5. The method of determining likelihood of brakes of a vehicle being non-functional according to claim 4, wherein said step of determining a temperature value based on said plural measurements comprises determining an average of said plural measurements and using said average as the determined temperature value of the vehicle other than in the brake region.

6. The method of determining likelihood of brakes of a vehicle being non-functional according to claim 1, wherein said step of determining the temperature of a brake region of the vehicle comprises providing an IR sensor oriented towards an inner side of a wheel of the vehicle.

7. The method of determining likelihood of brakes of a vehicle being non-functional according to claim 6, wherein said IR sensor is oriented upwardly at approximately 22 degrees relative to a general surrounding region.
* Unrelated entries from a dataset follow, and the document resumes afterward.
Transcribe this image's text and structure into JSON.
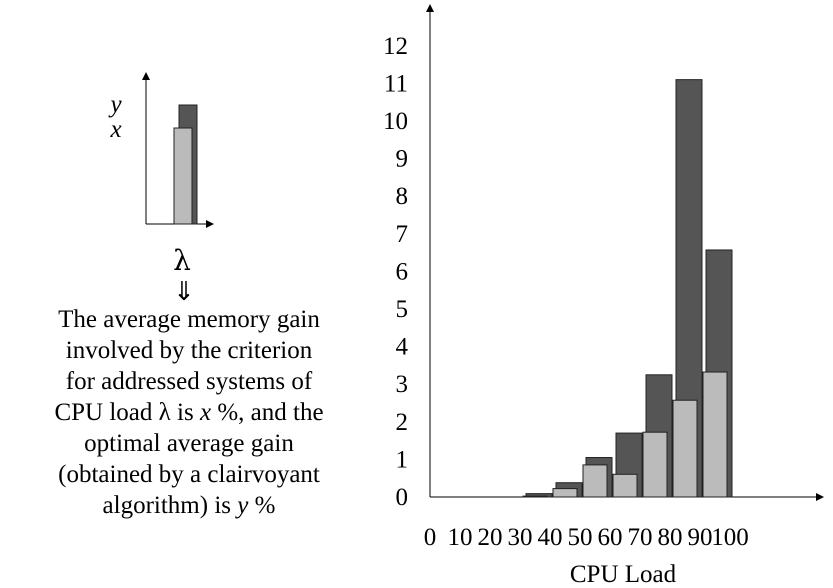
{
  "chart_data": {
    "type": "bar",
    "xlabel": "CPU Load",
    "ylabel": "",
    "x_ticks": [
      "0",
      "10",
      "20",
      "30",
      "40",
      "50",
      "60",
      "70",
      "80",
      "90",
      "100"
    ],
    "y_ticks": [
      "0",
      "1",
      "2",
      "3",
      "4",
      "5",
      "6",
      "7",
      "8",
      "9",
      "10",
      "11",
      "12"
    ],
    "ylim": [
      0,
      12.8
    ],
    "categories": [
      "0-10",
      "10-20",
      "20-30",
      "30-40",
      "40-50",
      "50-60",
      "60-70",
      "70-80",
      "80-90",
      "90-100"
    ],
    "series": [
      {
        "name": "y",
        "values": [
          0,
          0,
          0,
          0.09,
          0.38,
          1.05,
          1.7,
          3.25,
          11.1,
          6.57
        ],
        "color": "#555555"
      },
      {
        "name": "x",
        "values": [
          0,
          0,
          0,
          0.05,
          0.25,
          0.88,
          0.63,
          1.75,
          2.6,
          3.35
        ],
        "color": "#bbbbbb"
      }
    ],
    "grid": false,
    "legend": {
      "y_label": "y",
      "x_label": "x",
      "lambda": "λ",
      "arrow": "⇓",
      "text_lines": [
        "The average memory gain",
        "involved by the criterion",
        "for addressed systems of",
        "CPU load λ is x %, and the",
        "optimal average gain",
        "(obtained by a clairvoyant",
        "algorithm) is y %"
      ],
      "italic_words": [
        "x",
        "y"
      ],
      "placement": "left"
    }
  }
}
8. A method of inspecting brakes of a vehicle comprising the steps of:

providing an IR sensor aimed at an angle to observe a wheel region of a vehicle as a vehicle passes by said IR sensor;

passing a vehicle by said IR sensor;

displaying a representation of temperature of the wheel region of the vehicle as measured by said IR sensor; and

determining functionality of brakes if the wheel region is substantially hotter than ambient temperature.

9. The method according to claim 8, wherein said angle is approximately 22 degrees relative to a lane of travel over which said vehicle is passing by said IR sensor.

10. The method according to claim 8, wherein said displaying step comprises providing a digital representation of temperature.

11. The method according to claim 8, wherein said displaying step comprises providing an analog display to show a representation of relative temperature.

12. An apparatus for determining whether a brake of a vehicle is operational, comprising:

an IR sensor aimed to receive IR radiated from a brake region of a vehicle; and

a processor for receiving output of said IR sensor, said processor including software to determine the temperature of the brake region based on input from the IR sensor, the software deciding that a brake is not operational if the determined temperature of the brake is near an ambient temperature.

13. The apparatus for determining whether a brake of a vehicle is operational according to claim 12, further comprising a display for displaying a representation of the determined temperature.

14. The apparatus for determining whether a brake of a vehicle is operational according to claim 13, wherein said display comprises a digital temperature display.

15. The apparatus for determining whether a brake of a vehicle is operational according to claim 13 wherein said display comprises an analog display.

16. The apparatus for determining whether a brake of a vehicle is operational according to claim 12, further comprising a vehicle sensor for determining when a vehicle is at a measurement position.

17. The apparatus for determining whether a brake of a vehicle is operational according to claim 12, wherein said IR sensor is positioned within a measurement station adapted to be driven over by a vehicle under test.

18. The apparatus for determining whether a brake of a vehicle is operational according to claim 17, wherein said measurement station is substantially below a ground level.

19. The apparatus for determining whether a brake of a vehicle is operational according to claim 12, wherein said IR sensor is aimed upwardly at an angle of approximately 22 degrees relative to a lane of travel through which a vehicle under test is passing.